Od ponad 2 lat regularnie korzystałem ze Spotify, jednak tydzień temu zainteresowałem się usługą Apple Music (głównie z uwagi na lepszą jakość audio). Pierwszym moim krokiem było przeniesienie playlist za pomocą odpowiedniego serwisu, co udało się bez najmniejszego problemu (nie znalazło tylko jednego utworu w bazie Apple). I w sumie to jest wszystko co było mi potrzebne do szczęścia, bo w swoich playlistach mam to co mnie aktualnie interesuje. ;-)
Zainteresowałem się jednak dzisiaj zakładką Biblioteka. Po kilkunastu sekundach zastanawiania się o co tu chodzi, zapaliła mi się nad głową ogromna żarówka. Czyżby applowska usługa zeskanowała moją lokalną bazę plików muzycznych załadowanych do iTunes i "przeniosła" ją do siebie? Tak! To musi być to! Ucieszyło mnie to niezmiernie, bo z odtwarzacza nie korzystałem ładnych kilka lat i pomyślałem sobie, że fajnie będzie odświeżyć sobie parę pozycji męczonych kilka czy kilkanaście lat temu. Szybko jednak zauważyłem, że coś tu nie gra...
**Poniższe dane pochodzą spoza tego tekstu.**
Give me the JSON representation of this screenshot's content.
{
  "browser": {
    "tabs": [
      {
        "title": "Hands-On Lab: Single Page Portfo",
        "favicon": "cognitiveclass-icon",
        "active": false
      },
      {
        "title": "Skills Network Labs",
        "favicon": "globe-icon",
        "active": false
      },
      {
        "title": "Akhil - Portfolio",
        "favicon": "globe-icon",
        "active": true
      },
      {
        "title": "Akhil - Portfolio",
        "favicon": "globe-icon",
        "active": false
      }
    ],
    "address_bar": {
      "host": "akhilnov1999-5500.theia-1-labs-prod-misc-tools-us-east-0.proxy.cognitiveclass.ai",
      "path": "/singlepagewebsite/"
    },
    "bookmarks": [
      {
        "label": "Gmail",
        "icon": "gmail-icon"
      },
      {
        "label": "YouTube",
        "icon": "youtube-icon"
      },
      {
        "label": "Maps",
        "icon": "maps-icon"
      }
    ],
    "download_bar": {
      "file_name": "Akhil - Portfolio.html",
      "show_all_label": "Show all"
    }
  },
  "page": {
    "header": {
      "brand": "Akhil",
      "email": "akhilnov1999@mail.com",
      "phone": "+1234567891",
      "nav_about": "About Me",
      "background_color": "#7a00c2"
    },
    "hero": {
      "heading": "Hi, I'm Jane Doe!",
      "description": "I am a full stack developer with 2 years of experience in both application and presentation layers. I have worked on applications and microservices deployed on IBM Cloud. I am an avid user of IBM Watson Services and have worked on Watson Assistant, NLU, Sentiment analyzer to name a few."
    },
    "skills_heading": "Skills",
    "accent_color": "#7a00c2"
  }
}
Pierwsza rzecz: Dlaczego w appce na iPhonie, iPadzie czy Apple TV widzę albumy, których Apple Music nie ma w swojej bazie, nawet w sklepie iTunes? Albumy są bez okładek i z widoczną listą utworów, ale nie można ich odtworzyć. Czy to znaczy, że muszę je sobie sam puścić w chmurę? Pytam, bo nie wiem czy to jakiś bug, a nie chcę się doświadczać.
Druga rzecz: W Bibliotece (czy to w iTunes na PC, czy pozostałym sprzęcie z iOS) pojawiły mi się utwory i albumy, których nie znam i nigdy nie miałem na dysku, a tym bardziej sam nigdy wcześniej nie ładowałem do programu. Jakiś bug?
Trzecia rzecz: Sporo albumów czy wykonawców zniknęło z Biblioteki (na urządzeniach z iOS) mimo, że jest dostępna w bazie Apple Music. Co jest grane?
Czwarte pytanie (z gwiazdką): Czemu Apple Music chodzi z opóźnieniem i nie ładuje utworów "na strzała" tak jak jest to w Spotify? Taki urok serwisu i kwestia przyzwyczajenia?
+edit
Dobra... Mam rozwiązanie odnośnie "drugiej rzeczy". Winowajcą jest tu chyba serwis przenoszący playlisty. Te "nieznane albumy" to rzeczy, które gdzieś tam kiedyś odsłuchiwałem w Spotify. Sporo z nich rozpoznaję. Nieznana mi reszta to pewnie jakieś "randomy" z gotowych playlist, które jednym uchem wpadły, drugim wypadły. Wychodzi na to, że strona, z której skorzystałem przeniosła częściowo moją historię ze Spotify.
+edit2
"Trzecia rzecz" chyba też rozwiązana. Przy pierwszym uruchomieniu usługi Apple Music w iTunes, zaznaczyłem w opcjach coś takiego jak "Uaktualnij bibliotekę muzyczną iCloud" i chyba to przerwałem zamykając program. Kliknąłem to ponownie i mieli. ;-) Mam nadzieję, że wszystko pójdzie OK i odnajdą się zaginione albumy.
Tak więc zostaje jeszcze kwestia uploudu moich egzotycznych płyt, których Apple nie posiada w żadnej ze swoich usług.